Saturday, May 17, 2014

‘Majesty, Vehemence, Splendor’

by Andrew Butterfield

New York Review of Books

May 17, 2014

In 1909, Henry James wrote of seeing Paolo Veronese’s The Family of Darius before Alexander in London:
You may walk out of the noon-day dusk of Trafalgar Square in November, and in one of the chambers of the National Gallery see the family of Darius rustling and pleading and weeping at the feet of Alexander. Alexander is a beautiful young Venetian in crimson pantaloons, and the picture sends a glow into the cold London twilight. You may sit before it for an hour and dream you are floating to the water-gate of the Ducal Palace.
Long regarded as among the greatest Venetian paintings, it has attracted the intense admiration of many writers, including Goethe, Hazlitt, and Ruskin, as well as James. Its acquisition by the National Gallery in 1857 was considered a triumph; Queen Victoria even made a special visit to the museum just to view the picture.

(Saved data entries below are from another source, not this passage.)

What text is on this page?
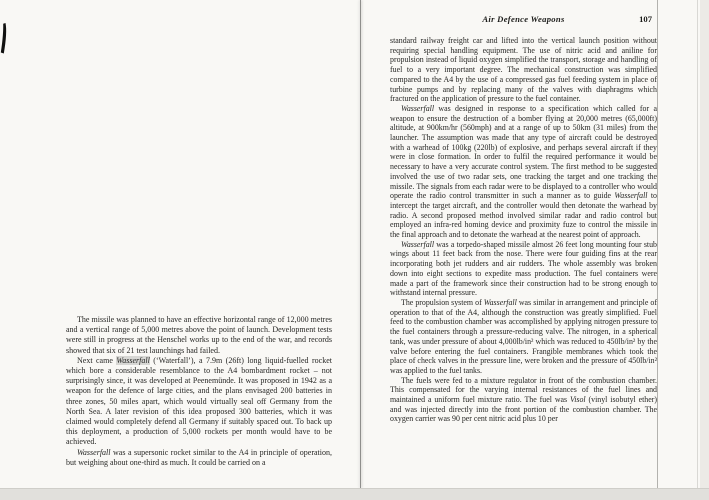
The missile was planned to have an effective horizontal range of 12,000 metres and a vertical range of 5,000 metres above the point of launch. Development tests were still in progress at the Henschel works up to the end of the war, and records showed that six of 21 test launchings had failed.

Next came Wasserfall (‘Waterfall’), a 7.9m (26ft) long liquid-fuelled rocket which bore a considerable resemblance to the A4 bombardment rocket – not surprisingly since, it was developed at Peenemünde. It was proposed in 1942 as a weapon for the defence of large cities, and the plans envisaged 200 batteries in three zones, 50 miles apart, which would virtually seal off Germany from the North Sea. A later revision of this idea proposed 300 batteries, which it was claimed would completely defend all Germany if suitably spaced out. To back up this deployment, a production of 5,000 rockets per month would have to be achieved.

Wasserfall was a supersonic rocket similar to the A4 in principle of operation, but weighing about one-third as much. It could be carried on a

Air Defence Weapons	107

standard railway freight car and lifted into the vertical launch position without requiring special handling equipment. The use of nitric acid and aniline for propulsion instead of liquid oxygen simplified the transport, storage and handling of fuel to a very important degree. The mechanical construction was simplified compared to the A4 by the use of a compressed gas fuel feeding system in place of turbine pumps and by replacing many of the valves with diaphragms which fractured on the application of pressure to the fuel container.

Wasserfall was designed in response to a specification which called for a weapon to ensure the destruction of a bomber flying at 20,000 metres (65,000ft) altitude, at 900km/hr (560mph) and at a range of up to 50km (31 miles) from the launcher. The assumption was made that any type of aircraft could be destroyed with a warhead of 100kg (220lb) of explosive, and perhaps several aircraft if they were in close formation. In order to fulfil the required performance it would be necessary to have a very accurate control system. The first method to be suggested involved the use of two radar sets, one tracking the target and one tracking the missile. The signals from each radar were to be displayed to a controller who would operate the radio control transmitter in such a manner as to guide Wasserfall to intercept the target aircraft, and the controller would then detonate the warhead by radio. A second proposed method involved similar radar and radio control but employed an infra-red homing device and proximity fuze to control the missile in the final approach and to detonate the warhead at the nearest point of approach.

Wasserfall was a torpedo-shaped missile almost 26 feet long mounting four stub wings about 11 feet back from the nose. There were four guiding fins at the rear incorporating both jet rudders and air rudders. The whole assembly was broken down into eight sections to expedite mass production. The fuel containers were made a part of the framework since their construction had to be strong enough to withstand internal pressure.

The propulsion system of Wasserfall was similar in arrangement and principle of operation to that of the A4, although the construction was greatly simplified. Fuel feed to the combustion chamber was accomplished by applying nitrogen pressure to the fuel containers through a pressure-reducing valve. The nitrogen, in a spherical tank, was under pressure of about 4,000lb/in² which was reduced to 450lb/in² by the valve before entering the fuel containers. Frangible membranes which took the place of check valves in the pressure line, were broken and the pressure of 450lb/in² was applied to the fuel tanks.

The fuels were fed to a mixture regulator in front of the combustion chamber. This compensated for the varying internal resistances of the fuel lines and maintained a uniform fuel mixture ratio. The fuel was Visol (vinyl isobutyl ether) and was injected directly into the front portion of the combustion chamber. The oxygen carrier was 90 per cent nitric acid plus 10 per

It is now one of the high points in the magnificent show about Veronese on view at the National Gallery, the first comprehensive exhibition of the painter in over twenty-five years. For much of the twentieth century Veronese was regarded more as a skilled purveyor of decorative finishes than as a profound master, and his reputation was in decline, but of late there are signs of renewed interest, which this show and its catalog will certainly do much to advance. Perhaps more than any other picture in the show, The Family of Darius before Alexander reveals his great strengths as a painter; it also makes clear why he can seem so foreign to common modern ideals of art and of the artist.